Корнеев протянул руку.
— Дайте сюда. Лучше я сразу.
Голубев с облегчением отдал трубку.
— Корнеев, — сказал Дмитрий.
— А, легендарный Корнеев. — Голос в трубке был прокуренный, тяжёлый, привыкший к подчинению. — Мне доложили, что вы доехали. И что первым делом велели остановить сушилки на режимном предприятии. Вы хоть понимаете, во что мне это встанет? Холдинг — крупнейший налогоплательщик района. Директор уже накатал телегу губернатору.
— У вас четыре трупа, товарищ полковник, — спокойно сказал Корнеев. — Скоро будет пять. Сушилки — источник. Пока они работают, люди гибнут. Это не моя прихоть. Это техника безопасности.
— Какая техника! — рявкнул Дёгтев. — Эксперт сказал — установки исправны! Нет источника возгорания! Вы мне даёте мистику вместо протокола!
— Я даю вам факты, — сказал Корнеев. — А факты пока не складываются в вашу любимую картину. Дайте мне время. Я отработаю всё — включая версию с поджогом, включая холдинг, включая местных. И если в конце останется только мистика — это будет не моя вера, а вычеркнутые версии. Так работает следствие. Вы это знаете.
В трубке помолчали. Потом Дёгтев сказал — уже тише, но не мягче:
— У вас неделя, Корнеев. Через неделю на стол губернатору ляжет либо вменяемая версия, либо ваш рапорт об отстранении. Я вас вытащил из небытия не для того, чтобы вы там в чертей играли. Не подведите. И... — пауза, — берегите себя. Я навёл справки. После Чернотопья за вами тянется... странный шлейф. Слишком много необъяснимого. Не нравится мне это.
Отбой.
Корнеев положил трубку. Голубев смотрел на него с ужасом и надеждой.

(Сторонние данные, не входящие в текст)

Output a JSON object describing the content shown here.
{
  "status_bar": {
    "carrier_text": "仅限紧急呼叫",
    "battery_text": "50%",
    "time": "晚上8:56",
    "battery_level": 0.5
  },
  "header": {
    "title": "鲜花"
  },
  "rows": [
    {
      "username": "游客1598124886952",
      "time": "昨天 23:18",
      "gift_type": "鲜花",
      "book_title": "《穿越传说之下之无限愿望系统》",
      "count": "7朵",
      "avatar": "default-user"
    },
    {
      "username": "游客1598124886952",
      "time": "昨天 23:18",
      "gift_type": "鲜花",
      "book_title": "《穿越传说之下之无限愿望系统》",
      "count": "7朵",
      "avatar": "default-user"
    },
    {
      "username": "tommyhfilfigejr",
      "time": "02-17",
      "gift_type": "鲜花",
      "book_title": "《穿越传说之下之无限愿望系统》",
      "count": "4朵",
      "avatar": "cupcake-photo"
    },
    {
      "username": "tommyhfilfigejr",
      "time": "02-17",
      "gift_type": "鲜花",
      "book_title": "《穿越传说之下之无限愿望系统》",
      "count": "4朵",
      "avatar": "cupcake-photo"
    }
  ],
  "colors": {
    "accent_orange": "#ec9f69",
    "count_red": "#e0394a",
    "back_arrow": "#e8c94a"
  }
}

— Неделя, — сказал Корнеев. — До Покрова как раз чуть больше. — Он усмехнулся. — Начальство, само того не зная, всегда ставит верные сроки. Покров — вот наш дедлайн. И не мой. Дедов.
Контора холдинга дала им ночлег, но Корнеев не любил спать, не пройдя по месту своими ногами. Наутро, едва рассвело, он вышел в село — один, оставив Василису с тетрадью и Голубева с архивными книгами. Так он делал всегда. Тело преступления — это улики и протоколы. А душа — это улицы, заборы, лица. Их надо прочесть самому.
Жнивьё тянулось вдоль речки одной длинной кривой улицей. Избы стояли по обе стороны — старые, потемневшие, с резными, но облупленными наличниками, с глухими дворами. Половина окон заколочена. Половина дворов пуста. Холдинг скупил паи, и те, кому некуда было идти, остались доживать, а молодые уехали — в райцентр, в область, в города, где не пахнет горелой стернёй и где никто не помнит, в какой день нельзя топить овин.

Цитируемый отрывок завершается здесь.